On yesterday’s post I detailed how I had gone through the last few things needed to enable the body to be lifted off the chassis.  After a text conversation with one of the sages of Splitterz Cambridge, Sunday afternoon was going to be the “lets check over everything to make sure nothing will catch you out” session.

So, when Fran (the sage) arrived, I was expecting a cursory walk around the car to say “this needs doing” and I was going to write a list.

As it turned out, I had done everything I could.  All that the final furlong boiled down to was a couple of tough bolts that needed persuading and then the body would lift off…..

….After grinding and bashing our way through several areas of weld that had permanently joined body to chassis.  Now I can’t complain, as over the 20 years that I have had the car, and before, work has been done to get the car through an MOT, not to make it look pretty.  Every weld served a purpose but for this restoration, they had to be cut through.  Lets just hope that nothing serious lurks beneath!

I would never have noticed most of these joints had Fran not showed me where they were and why they were problematic, so I am extremely grateful to him for his help – and his angle grinder, long bits of wood and perseverance!!

As you can see from the photos, a good couple of hours hard graft meant the body could be lifted for the first time in 42 years.  That in itself is an historic moment and I am pleased that I was able to see it and help to do it!
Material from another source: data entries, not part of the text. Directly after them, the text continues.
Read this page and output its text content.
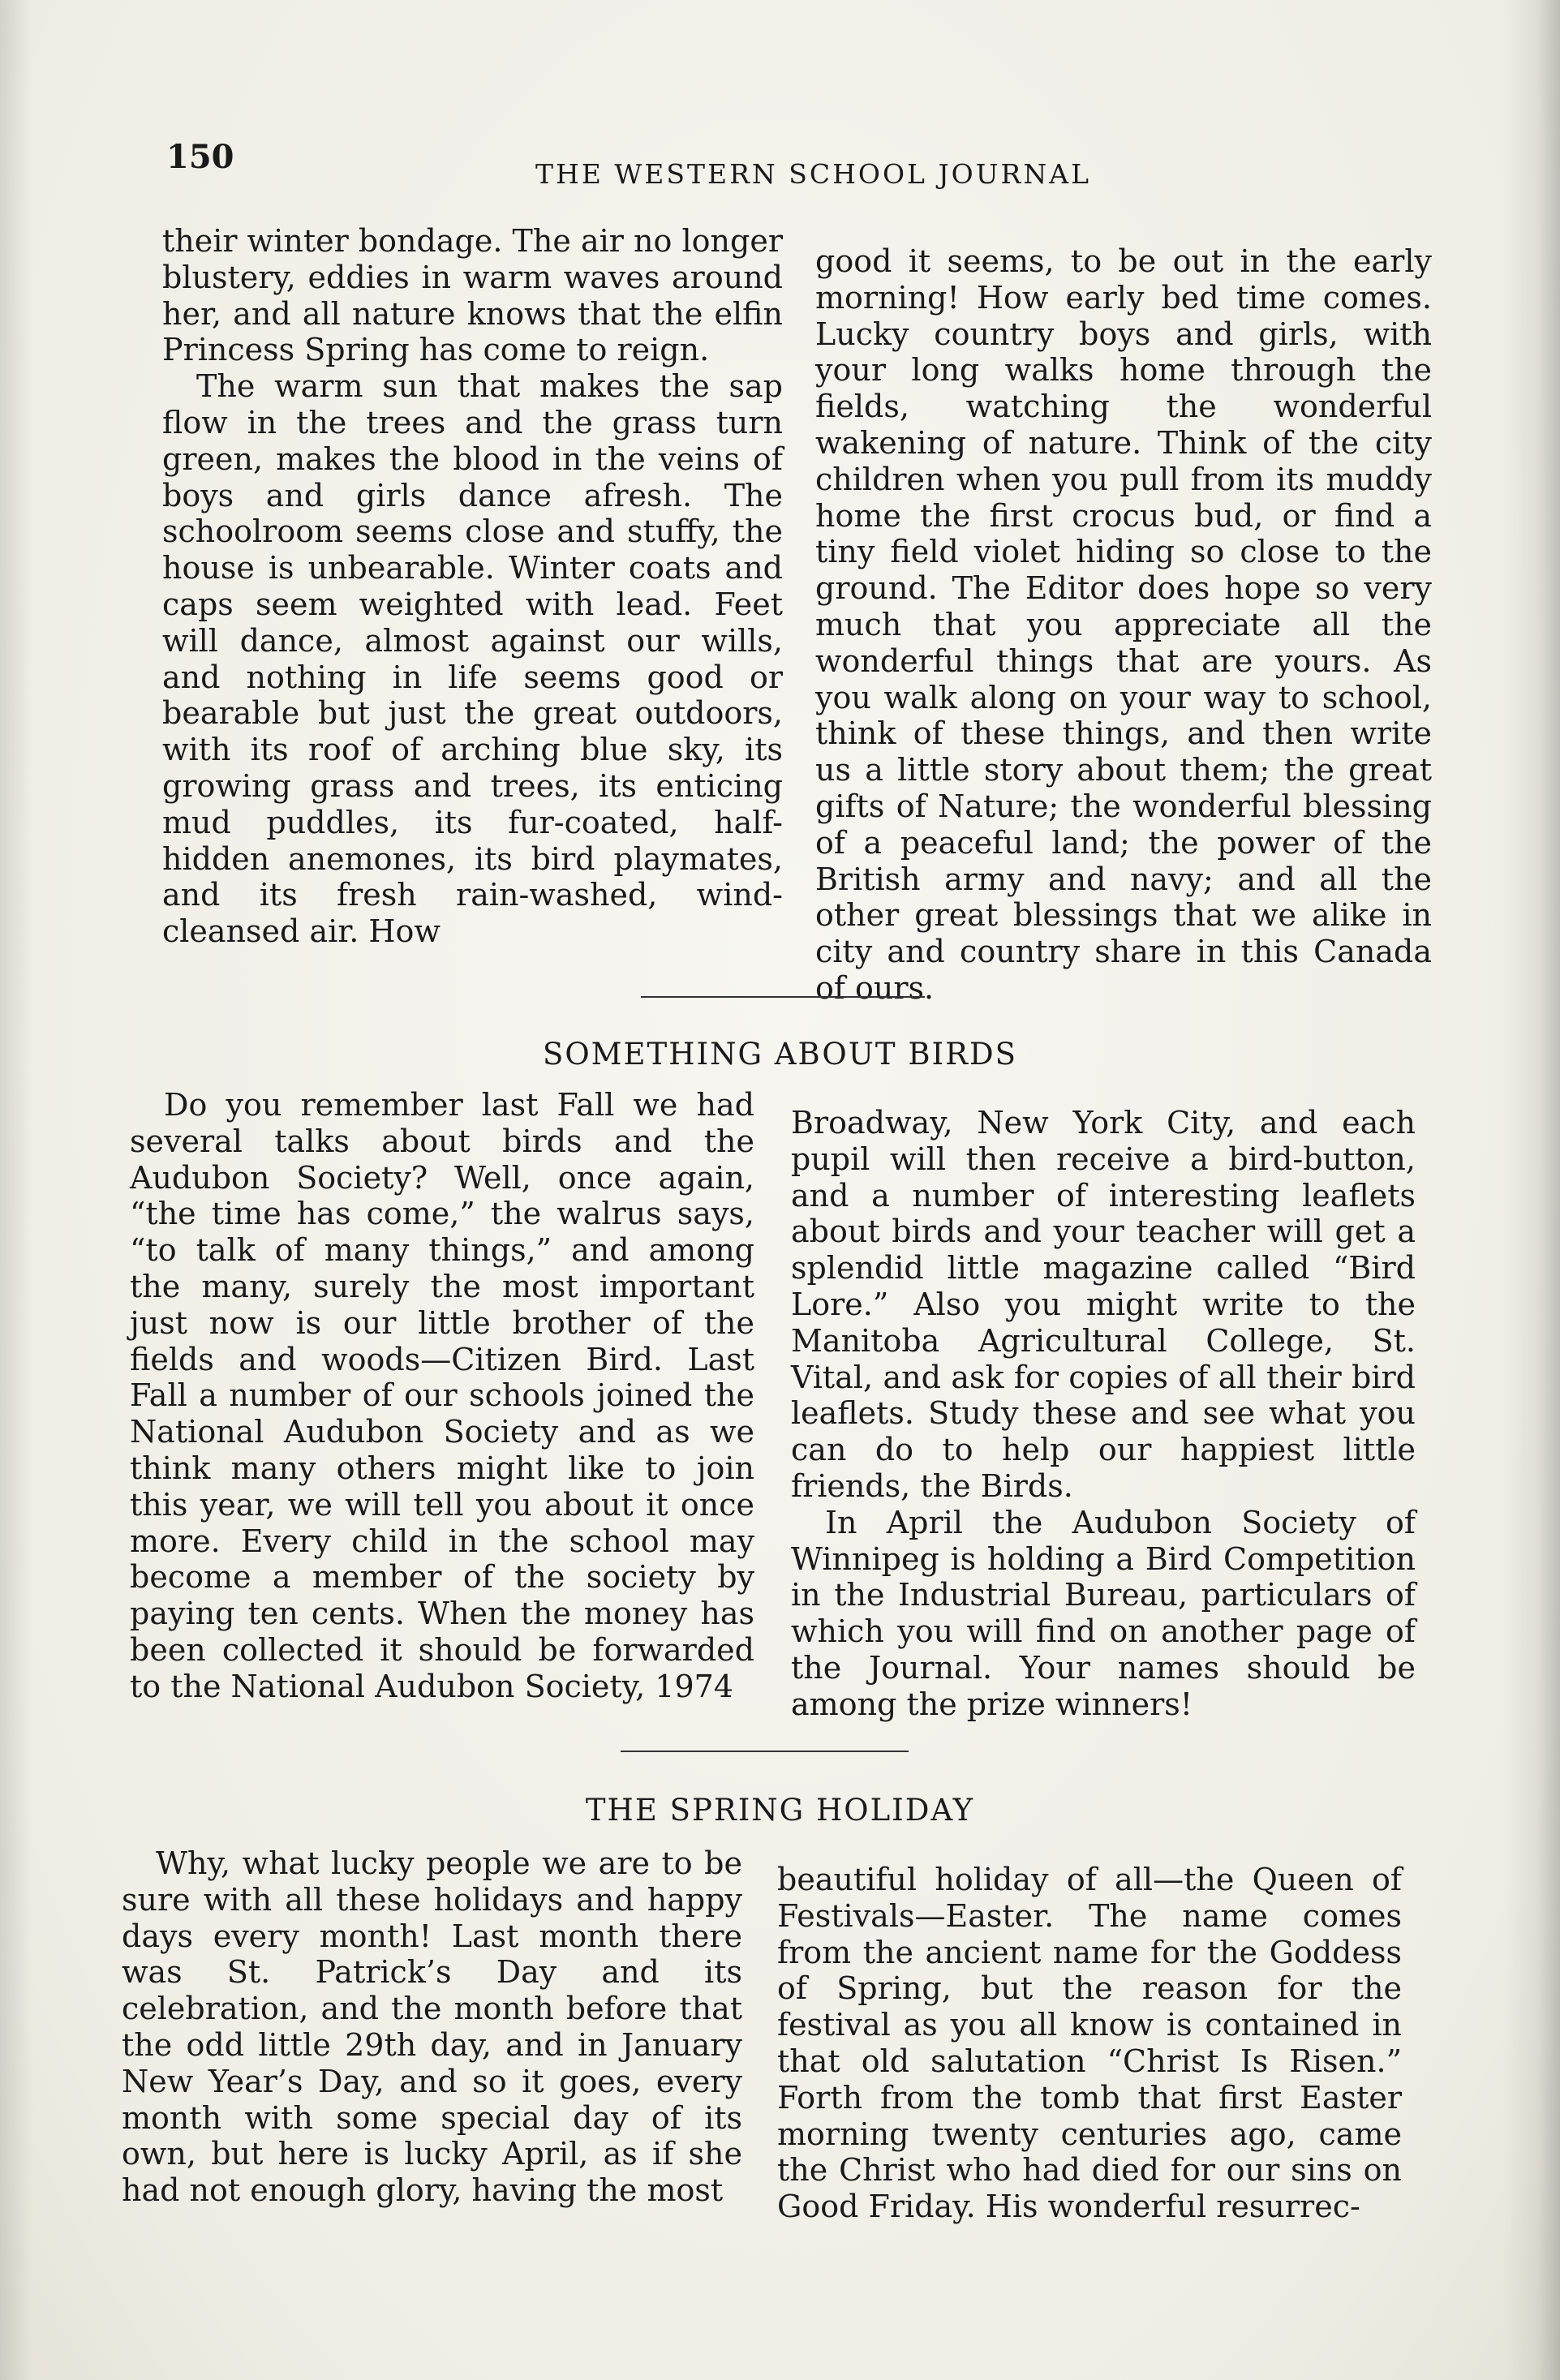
150	THE WESTERN SCHOOL JOURNAL

their winter bondage. The air no longer blustery, eddies in warm waves around her, and all nature knows that the elfin Princess Spring has come to reign.

The warm sun that makes the sap flow in the trees and the grass turn green, makes the blood in the veins of boys and girls dance afresh. The schoolroom seems close and stuffy, the house is unbearable. Winter coats and caps seem weighted with lead. Feet will dance, almost against our wills, and nothing in life seems good or bearable but just the great outdoors, with its roof of arching blue sky, its growing grass and trees, its enticing mud puddles, its fur-coated, half-hidden anemones, its bird playmates, and its fresh rain-washed, wind-cleansed air. How

good it seems, to be out in the early morning! How early bed time comes. Lucky country boys and girls, with your long walks home through the fields, watching the wonderful wakening of nature. Think of the city children when you pull from its muddy home the first crocus bud, or find a tiny field violet hiding so close to the ground. The Editor does hope so very much that you appreciate all the wonderful things that are yours. As you walk along on your way to school, think of these things, and then write us a little story about them; the great gifts of Nature; the wonderful blessing of a peaceful land; the power of the British army and navy; and all the other great blessings that we alike in city and country share in this Canada of ours.

SOMETHING ABOUT BIRDS

Do you remember last Fall we had several talks about birds and the Audubon Society? Well, once again, “the time has come,” the walrus says, “to talk of many things,” and among the many, surely the most important just now is our little brother of the fields and woods—Citizen Bird. Last Fall a number of our schools joined the National Audubon Society and as we think many others might like to join this year, we will tell you about it once more. Every child in the school may become a member of the society by paying ten cents. When the money has been collected it should be forwarded to the National Audubon Society, 1974

Broadway, New York City, and each pupil will then receive a bird-button, and a number of interesting leaflets about birds and your teacher will get a splendid little magazine called “Bird Lore.” Also you might write to the Manitoba Agricultural College, St. Vital, and ask for copies of all their bird leaflets. Study these and see what you can do to help our happiest little friends, the Birds.

In April the Audubon Society of Winnipeg is holding a Bird Competition in the Industrial Bureau, particulars of which you will find on another page of the Journal. Your names should be among the prize winners!

THE SPRING HOLIDAY

Why, what lucky people we are to be sure with all these holidays and happy days every month! Last month there was St. Patrick’s Day and its celebration, and the month before that the odd little 29th day, and in January New Year’s Day, and so it goes, every month with some special day of its own, but here is lucky April, as if she had not enough glory, having the most

beautiful holiday of all—the Queen of Festivals—Easter. The name comes from the ancient name for the Goddess of Spring, but the reason for the festival as you all know is contained in that old salutation “Christ Is Risen.” Forth from the tomb that first Easter morning twenty centuries ago, came the Christ who had died for our sins on Good Friday. His wonderful resurrec-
Now all I need is four strong friends to help me lift the body and store it, so I can crack on with stripping the chassis and cleaning it ready for any remedial work before new floor pans and powder coating!

Tidying up loose ends

Today was a morning of dealing with the little things that remained in the way of separating body from chassis.

Pesky things like brake reservoir, hoses and lines, reversing light cabling, steering column and body to chassis bolts were all dealt with successfully.  The positive cabling to the starter motor was also removed.

Only the two bolts to the rear chassis mounts refused to move, so hopefully some penetrating fluid or heat will do the trick closer to removal day.

I decided that brute force was the order of the day for the brake lines, cutting though them as the nuts were seized solid.  As I will be replacing all brake lines and the master cylinder, this isn’t a problem.

The only real issue that remains is some previous welding has been done to the body meaning it is attached to the napoleons hat, meaning it needs cutting out to remove the body!

All I need now is a day when enough friends can head over to help cut the body, loosen the two bolts, weld in some door braces and remove the doors before we lift the body off the car for what is possibly the first time in Ruy’s 42 years.

Almost there!

So after a winter hiatus (mainly due to the weather and the need to build a shelter to store car parts in….!), I spent some long overdue time with Ruy today, in preparation for removing the body.

As you can see from the pictures, today was about removing the steering column in order to get rid of one of the final obstacles to removing the body from the chassis.  Unfortunately, the wind was too strong for me to remove the steering column from under the bonnet, so that will wait for another day, however I have removed the steering wheel, indicator and wiper stalks and ignition barrel and steering column outer shroud.

I also started loosening some of the chassis bolts inside the car – just to see!